One-third of family physicians did not defer booster doses during a national shortage of Haemophilus influenzae type b, or Hib, vaccine, despite an interim recommendation to that effect made by the CDC in consultation with its Advisory Committee on Immunization Practices, or ACIP; the AAFP; and the American Academy of Pediatrics, or AAP.
A study(pediatrics.aappublications.org) in the May issue of Pediatrics found that 98 percent of pediatricians and 81 percent of family physicians surveyed were aware of the interim recommendations during the shortage, but 22 percent of pediatricians and 33 percent of family physicians reported not deferring the booster.
Researchers said that physicians in both specialties were less likely to adhere to recommendations if they thought their practices had adequate supplies of Hib vaccine.
Merck & Co. Inc. recalled about 1 million doses of its Hib vaccines -- PedvaxHIB and the combination Hib/hepatitis B vaccine COMVAX -- in December 2007 after routine testing of equipment used to manufacture the vaccines identified the presence of the pathogen Bacillus cereus.
In response to the recall and resulting vaccine shortage, the CDC, the AAFP and the AAP recommended temporarily deferring the Hib booster in healthy children not at high risk for invasive Hib disease. CDC officials further urged clinicians to track children in whom the booster was deferred so they could be recalled for immunization when the supply problem improved.
Merck subsequently suspended production of the two Hib-containing vaccines, and the interim recommendations stayed in place for more than 18 months.
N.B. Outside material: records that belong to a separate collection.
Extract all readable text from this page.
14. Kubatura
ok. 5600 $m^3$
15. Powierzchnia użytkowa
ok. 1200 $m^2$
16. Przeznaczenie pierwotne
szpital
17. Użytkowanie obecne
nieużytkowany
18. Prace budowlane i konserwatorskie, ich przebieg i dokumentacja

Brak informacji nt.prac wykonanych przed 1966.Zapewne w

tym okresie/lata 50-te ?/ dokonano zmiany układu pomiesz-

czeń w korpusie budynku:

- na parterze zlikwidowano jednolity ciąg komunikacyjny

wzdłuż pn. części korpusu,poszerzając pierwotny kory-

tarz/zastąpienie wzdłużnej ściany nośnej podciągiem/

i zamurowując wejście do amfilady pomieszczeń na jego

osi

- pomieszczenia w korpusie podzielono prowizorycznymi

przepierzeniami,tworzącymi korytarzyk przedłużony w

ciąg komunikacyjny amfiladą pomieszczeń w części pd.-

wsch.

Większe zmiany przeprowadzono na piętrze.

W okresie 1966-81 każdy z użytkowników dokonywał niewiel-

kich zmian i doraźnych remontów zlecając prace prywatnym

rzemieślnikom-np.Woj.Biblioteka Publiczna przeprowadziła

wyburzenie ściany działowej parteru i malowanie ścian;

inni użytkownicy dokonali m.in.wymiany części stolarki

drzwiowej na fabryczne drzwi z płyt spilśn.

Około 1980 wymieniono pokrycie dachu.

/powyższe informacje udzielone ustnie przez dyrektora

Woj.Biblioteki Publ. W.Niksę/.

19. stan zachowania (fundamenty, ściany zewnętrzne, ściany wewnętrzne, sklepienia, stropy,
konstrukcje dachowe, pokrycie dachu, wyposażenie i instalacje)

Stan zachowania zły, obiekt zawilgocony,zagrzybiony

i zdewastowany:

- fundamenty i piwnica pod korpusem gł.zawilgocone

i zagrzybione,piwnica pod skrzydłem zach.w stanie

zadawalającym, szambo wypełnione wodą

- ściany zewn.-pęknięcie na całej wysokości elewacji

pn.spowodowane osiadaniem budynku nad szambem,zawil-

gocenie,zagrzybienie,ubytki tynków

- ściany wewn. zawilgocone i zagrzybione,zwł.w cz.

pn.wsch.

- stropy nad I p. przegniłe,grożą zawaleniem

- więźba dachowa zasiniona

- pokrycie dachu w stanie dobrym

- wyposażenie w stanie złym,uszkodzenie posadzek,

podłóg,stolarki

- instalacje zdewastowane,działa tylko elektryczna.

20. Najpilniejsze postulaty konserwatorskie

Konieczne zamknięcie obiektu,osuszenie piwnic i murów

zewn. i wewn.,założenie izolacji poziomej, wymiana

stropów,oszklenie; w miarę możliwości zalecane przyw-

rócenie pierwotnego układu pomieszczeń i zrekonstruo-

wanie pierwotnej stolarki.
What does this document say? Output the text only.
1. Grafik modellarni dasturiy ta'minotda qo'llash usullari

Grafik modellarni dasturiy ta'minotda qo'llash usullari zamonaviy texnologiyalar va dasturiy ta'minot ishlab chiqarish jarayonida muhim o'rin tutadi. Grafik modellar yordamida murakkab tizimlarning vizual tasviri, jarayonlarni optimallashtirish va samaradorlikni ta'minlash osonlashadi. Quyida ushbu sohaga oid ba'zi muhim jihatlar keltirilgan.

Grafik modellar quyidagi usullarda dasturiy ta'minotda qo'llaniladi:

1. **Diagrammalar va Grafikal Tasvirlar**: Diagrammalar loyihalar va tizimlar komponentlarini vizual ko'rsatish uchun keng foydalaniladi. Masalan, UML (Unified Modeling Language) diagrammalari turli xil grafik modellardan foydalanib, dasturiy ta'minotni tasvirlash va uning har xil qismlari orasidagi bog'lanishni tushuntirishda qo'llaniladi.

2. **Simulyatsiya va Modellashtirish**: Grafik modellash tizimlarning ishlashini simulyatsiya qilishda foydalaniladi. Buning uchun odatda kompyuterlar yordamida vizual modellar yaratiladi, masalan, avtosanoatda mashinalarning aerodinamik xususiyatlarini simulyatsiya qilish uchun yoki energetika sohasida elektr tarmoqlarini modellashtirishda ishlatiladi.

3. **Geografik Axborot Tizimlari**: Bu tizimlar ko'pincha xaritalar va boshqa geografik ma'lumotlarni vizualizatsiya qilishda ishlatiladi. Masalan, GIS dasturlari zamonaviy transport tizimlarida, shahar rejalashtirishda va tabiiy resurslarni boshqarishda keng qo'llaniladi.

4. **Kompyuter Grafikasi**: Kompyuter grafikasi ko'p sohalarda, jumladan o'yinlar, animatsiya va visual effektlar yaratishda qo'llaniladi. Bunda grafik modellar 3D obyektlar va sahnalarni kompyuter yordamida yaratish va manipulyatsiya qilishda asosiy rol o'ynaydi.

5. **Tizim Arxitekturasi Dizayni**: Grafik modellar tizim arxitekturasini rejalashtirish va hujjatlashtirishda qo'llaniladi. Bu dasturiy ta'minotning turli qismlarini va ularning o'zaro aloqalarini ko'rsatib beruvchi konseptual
The CDC, the Academy and the AAP reinstated the booster dose in June 2009 after vaccine manufacturer Sanofi Pasteur helped fill the Hib vaccine gap with increased distribution of its monovalent Hib vaccine, ActHIB, and its combined diphtheria, tetanus toxoids, acellular pertussis, inactivated poliovirus and Hib, or DTaP-IPV/Hib, vaccine, which is marketed as Pentacel.
In August 2009, GlaxoSmithKline's monovalent Hib vaccine, Hiberix, was approved by the FDA for booster doses in children ages 15 months to 4 years, further alleviating the shortage. Soon thereafter, the CDC recommended that physicians recall children who had not received a Hib booster dose.
Merck's PedvaxHib returned to the market in January 2010, but COMVAX remains unavailable. (Editor's Note: COMVAX returned to the market in August 2010.)
According to the Pediatrics study, during the prolonged shortage, 73 percent of pediatricians and 45 percent of family physicians who treat children reported insufficient Hib vaccine supplies, and more than 20 percent of physicians in both specialties reported having to defer doses in the primary series for infants 2-6 months old.
In addition, 21 percent of pediatricians and 37 percent of family physicians surveyed said they thought the interim recommendations were unclear. However, the study's researchers hypothesized that the lack of clarity actually had less to do with the recommendations themselves than it did with the varying formulations of the Merck and Sanofi vaccines and the fact that the competing products required different numbers of doses to complete their respective primary series.
Regardless, the authors contended that the difficulties such vaccine shortages impose on primary care practices, coupled with the potential for losing ground in the battle against once-prevalent vaccine-preventable diseases, "point to the need for national policy efforts to stabilize vaccine supplies."